8. En second lieu, aucun nouveau dossier de consultation des entreprises tenant compte de l'ensemble des contraintes du projet n'a été remis à Paris Habitat après février 2018. Les requérants ne sont donc pas fondés à demander la rémunération de prestations au titre du dossier de consultation des entreprises n°3, ces prestations n'ayant pas été reçues par Paris Habitat.
En ce qui concerne la somme de 400 euros hors taxes sollicitée au titre de l'étude de la restauration d'un escalier :
9. Il ne résulte pas de l'instruction que la prestation réalisée à ce titre ne devrait pas être intégrée dans la rémunération forfaitaire du groupement de maîtrise d'œuvre.
S'agissant de l'indemnité de résiliation :
10. Les requérants revendiquent le bénéfice de l'indemnité de résiliation prévue par l'article 33 du cahier des clauses administratives générales applicables aux marchés de prestations intellectuelles. Or, cette dernière indemnité est celle prévue dans le cas d'une résiliation pour motif d'intérêt général alors que la résiliation litigieuse a été prononcée pour faute du groupement de maîtrise d'œuvre en vertu de l'article 32 du même cahier, et que cette résiliation pour faute est justifiée, ledit groupement n'ayant pas transmis le dossier de consultation des entreprises dans le délai de 15 jours imparti par la mise en demeure du 25 juillet 2018. Les conclusions présentées au titre de l'indemnité de résiliation doivent donc également être rejetées.

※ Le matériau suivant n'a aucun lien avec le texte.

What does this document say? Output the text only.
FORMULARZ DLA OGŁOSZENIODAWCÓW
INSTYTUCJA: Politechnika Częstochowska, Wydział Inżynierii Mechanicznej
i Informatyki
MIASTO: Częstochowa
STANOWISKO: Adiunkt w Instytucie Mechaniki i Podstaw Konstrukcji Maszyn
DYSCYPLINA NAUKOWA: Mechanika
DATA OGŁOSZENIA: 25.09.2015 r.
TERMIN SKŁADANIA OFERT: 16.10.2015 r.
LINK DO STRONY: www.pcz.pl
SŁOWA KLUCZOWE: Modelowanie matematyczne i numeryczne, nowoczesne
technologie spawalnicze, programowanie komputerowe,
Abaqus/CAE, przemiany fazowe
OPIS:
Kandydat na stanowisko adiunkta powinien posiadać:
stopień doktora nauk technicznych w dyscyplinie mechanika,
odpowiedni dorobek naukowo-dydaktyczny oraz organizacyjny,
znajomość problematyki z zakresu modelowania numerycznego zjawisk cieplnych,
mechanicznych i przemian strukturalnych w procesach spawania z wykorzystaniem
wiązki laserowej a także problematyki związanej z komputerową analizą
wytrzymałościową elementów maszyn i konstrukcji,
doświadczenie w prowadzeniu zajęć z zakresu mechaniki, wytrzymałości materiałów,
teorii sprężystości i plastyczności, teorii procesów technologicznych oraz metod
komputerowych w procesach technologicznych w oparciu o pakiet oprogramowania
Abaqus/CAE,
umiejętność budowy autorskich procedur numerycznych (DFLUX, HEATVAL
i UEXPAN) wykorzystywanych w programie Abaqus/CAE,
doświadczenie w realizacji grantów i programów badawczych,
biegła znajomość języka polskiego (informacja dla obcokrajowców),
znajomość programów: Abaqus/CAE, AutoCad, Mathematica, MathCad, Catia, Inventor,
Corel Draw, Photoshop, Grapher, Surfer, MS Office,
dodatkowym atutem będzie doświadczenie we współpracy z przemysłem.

Sur les conclusions subsidiaires de la requête :
11. La seule circonstance que par courriel du 29 juin 2018 Paris Habitat ait soumis une proposition d'avenant n°5 au groupement de maîtrise d'œuvre pour une rémunération complémentaire hors taxes de 27 129 euros, soit 32 554,80 euros TTC, ne signifie pas que Paris Habitat ait reconnu être redevable de cette somme dès lors que cette proposition d'avenant n'a pas été acceptée par le groupement. Les conclusions subsidiaires tendant à ce que Paris Habitat soit condamné à hauteur de ce montant, doivent donc être rejetées.
12. Il résulte de tout ce qui précède que M. B..., la société Avenir Investir Environnement et la société Artxbat ne sont pas fondés à soutenir que c'est à tort que, par le jugement attaqué, le Tribunal administratif de Paris a rejeté leur demande. Par voie de conséquence, leur requête, y compris les conclusions au titre de l'article L. 761-1 du code de justice administrative, doit être rejetée.
13. Enfin, il y a lieu, dans les circonstances de l'espèce, de mettre à la charge solidaire de M. B..., de la société Avenir Investir Environnement et de la société Artxbat une somme de 1 500 euros au titre du même article.
DÉCIDE :
Article 1er : La requête de M. B..., de la société Avenir Investir Environnement et de la société Artxbat est rejetée.
Article 2 : M. B... et les sociétés Avenir Investir Environnement et Artxbat verseront à Paris Habitat une somme globale de 1 500 euros au titre de l'article L. 761-1 du code de justice administrative.
Article 3 : Le présent arrêt sera notifié à M. C... B..., premier dénommé pour l'ensemble des requérants, et à l'office public de l'habitat Paris Habitat.
Délibéré après l'audience du 21 novembre 2023 à laquelle siégeaient :
M. Niollet, président-assesseur,
M. Pagès, premier conseiller,
Mme d'Argenlieu, première conseillère.
Rendu public par mise à disposition au greffe, le 5 décembre 2023.
Le rapporteur,
D. PAGES Le président,
J-C. NIOLLET
La greffière,
Z. SAADAOUI
La République mande et ordonne au ministre de la transition écologique et de la cohésion des territoires en ce qui le concerne ou à tous commissaires de justice à ce requis en ce qui concerne les voies de droit commun contre les parties privées, de pourvoir à l'exécution de la présente décision.